# Randbepflanzung



## Mark2111 (18. Apr. 2011)

Hallo "Gemeinde" 

Ich bin der Mark, komme aus Österreich und hab mir vor ein paar Wochen einen Gartenteich angelegt. Nach langem Suchen bin ich auf Eure Seite gestoßen .

Allerhand hübsche Sachen bei euch  respekt.


Nun stelle ich mir die Frage wie ich am besten in den steilen Bereichen Pflanzen setze.

Meine Idee wäre gewesen, dass ich einen feinmaschigen Drahtzaun (Für Kaninchen oder so) besorge diesen umbiege und mit feinen Rollschotter oder Kies ausfülle und da die Pflanzen reinsetze.

Hat das schon jemand von euch gemacht oda gibts bessere Ideen.

Danke schon mal 

LG mark


----------



## Hexe_Mol (18. Apr. 2011)

*AW: Randbepflanzung*

hallo mark 

:willkommen hier im teichforum, bei den "pfützen-verrückten"!

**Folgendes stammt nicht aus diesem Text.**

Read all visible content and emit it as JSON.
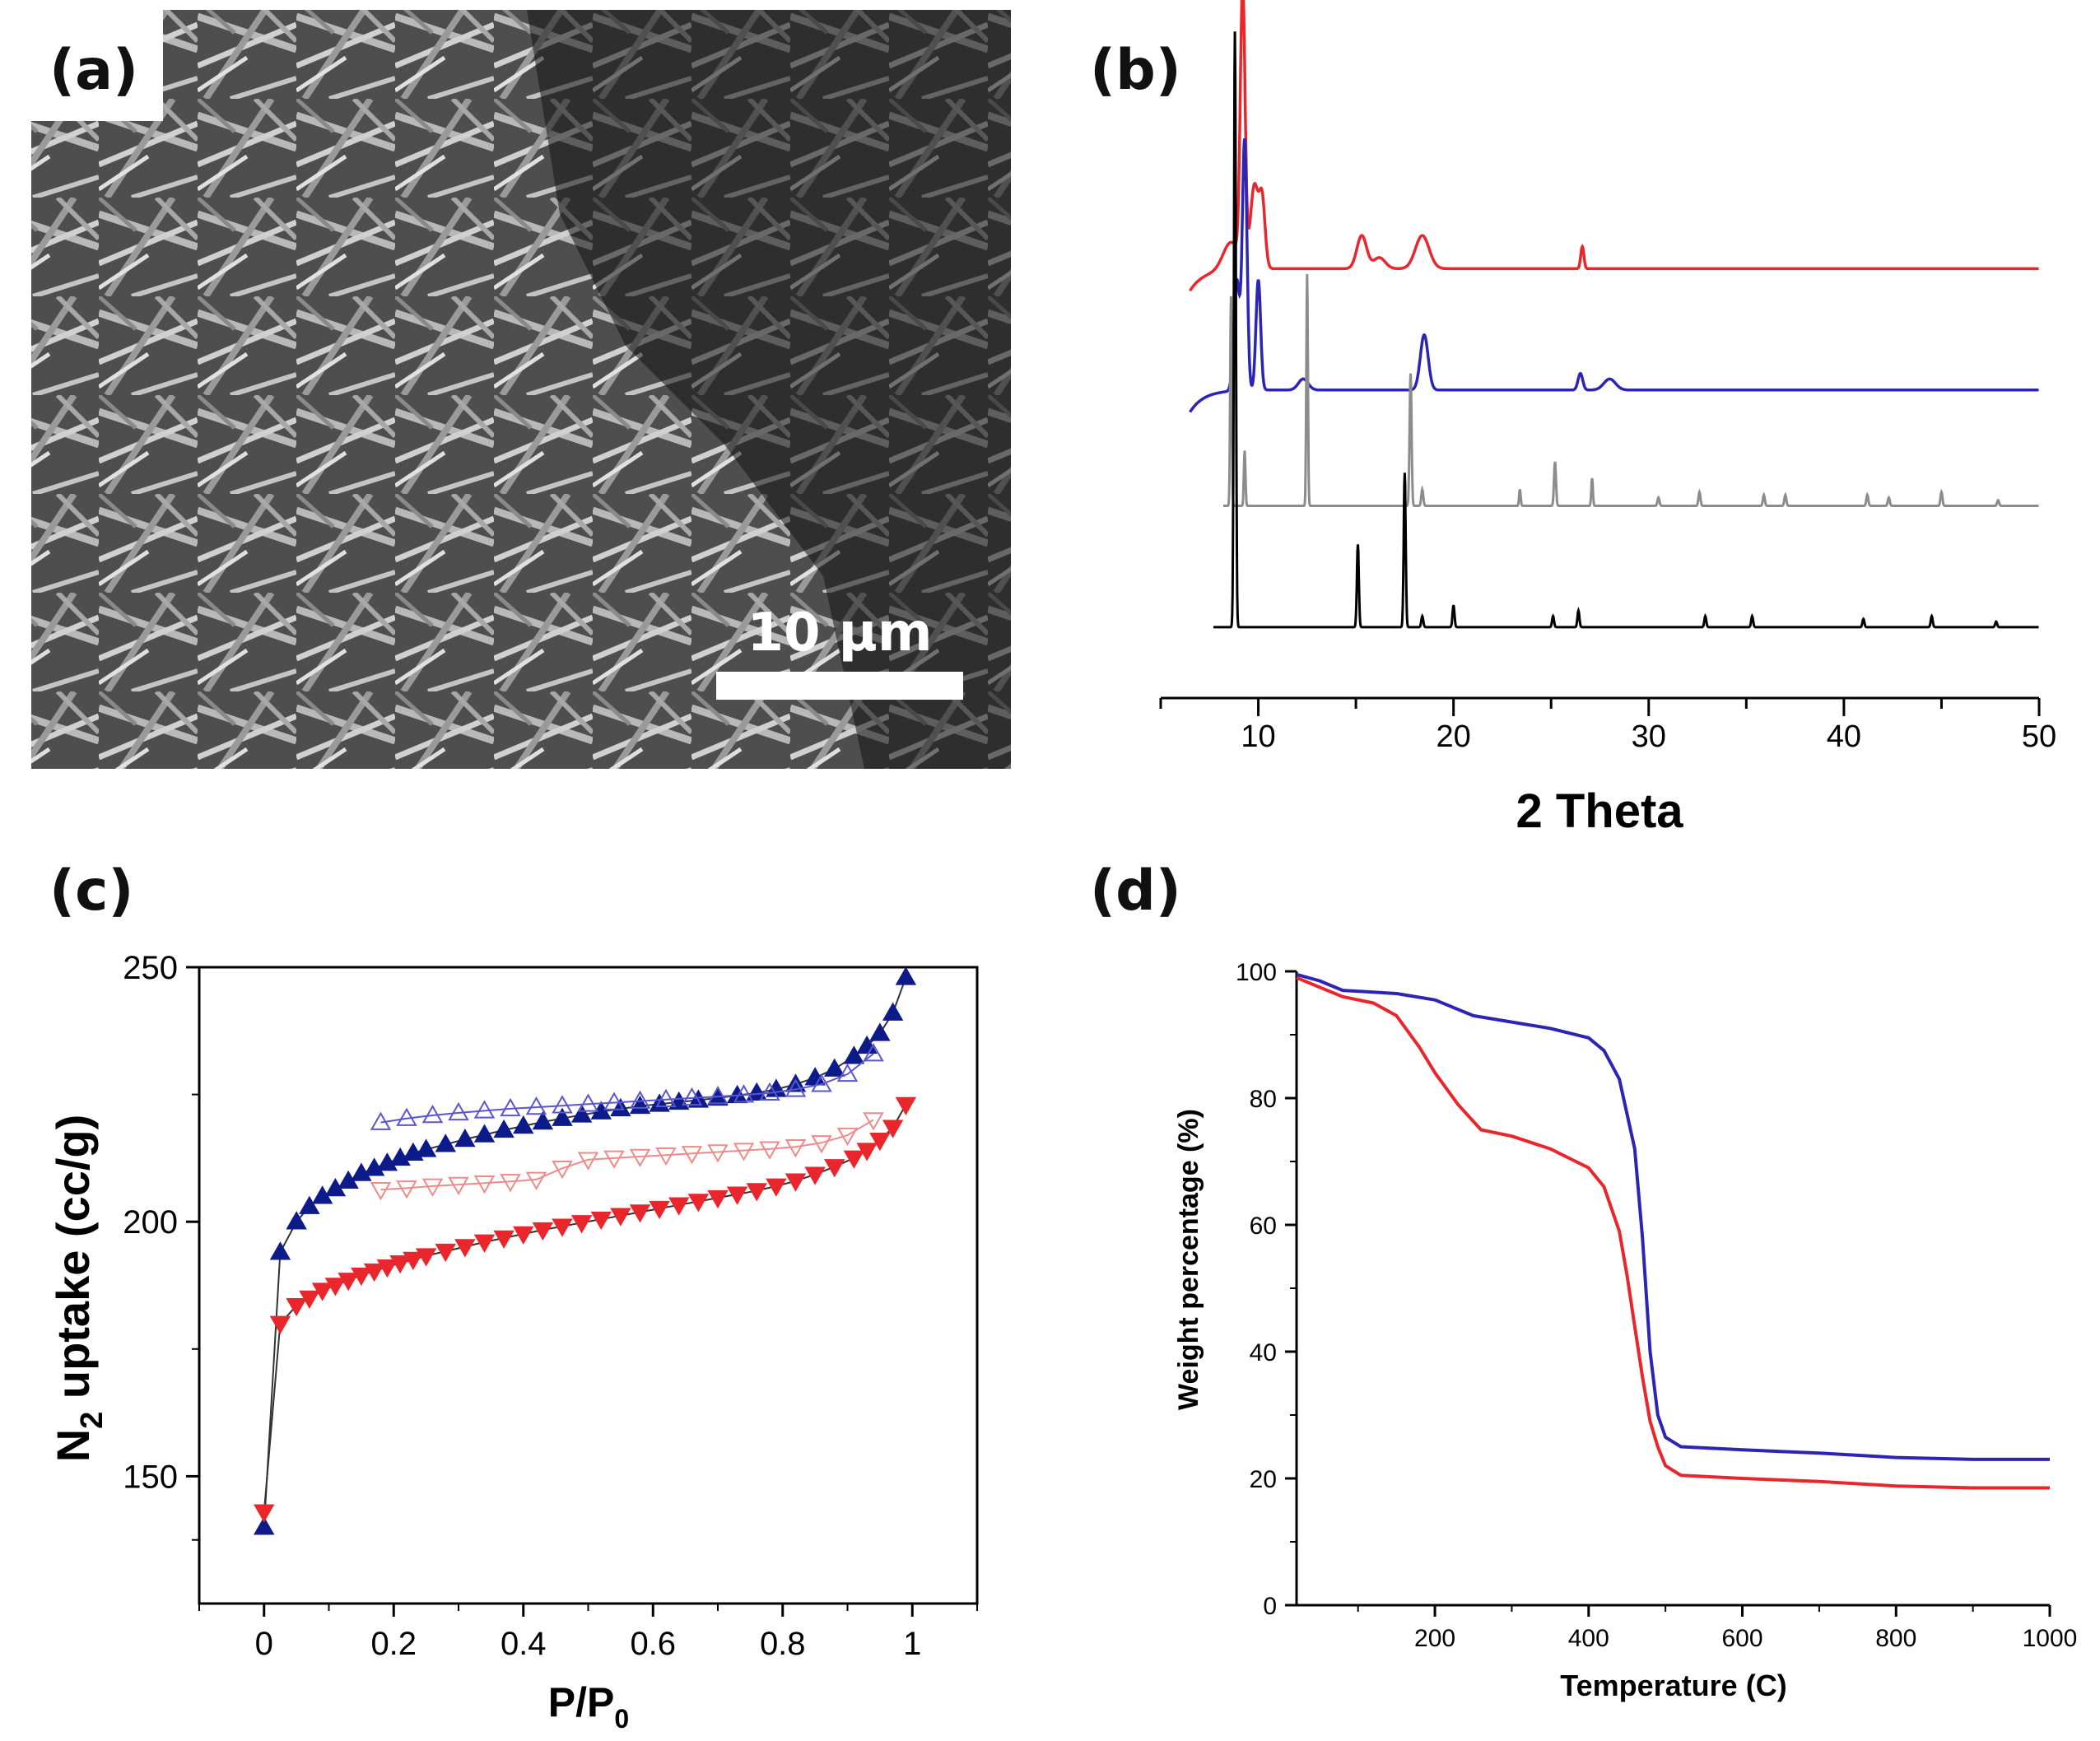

ja, es gibt eine bessere idee für deine pflanzfrage......... gib mal in die foren-suche den begriff "pflanztaschen" ein, da findest du bestimmt schon massenweise tipps, vorschläge, fotos usw... und wenn du dazu dann gezielte fragen hast, immer raus damit, hier findet sich auf fast jede frage eine antwort.  kaninchendraht würde ich dir nicht empfehlen,  auch wenn es relativ dünner draht ist, hätte ich bei dem gedanken "spitze drahtenden im teich" doch bauchschmerzen. 

kaufen kannst du diese pflanztaschen z.b bei der firma czebra oder bei naturagart in div. maßen. 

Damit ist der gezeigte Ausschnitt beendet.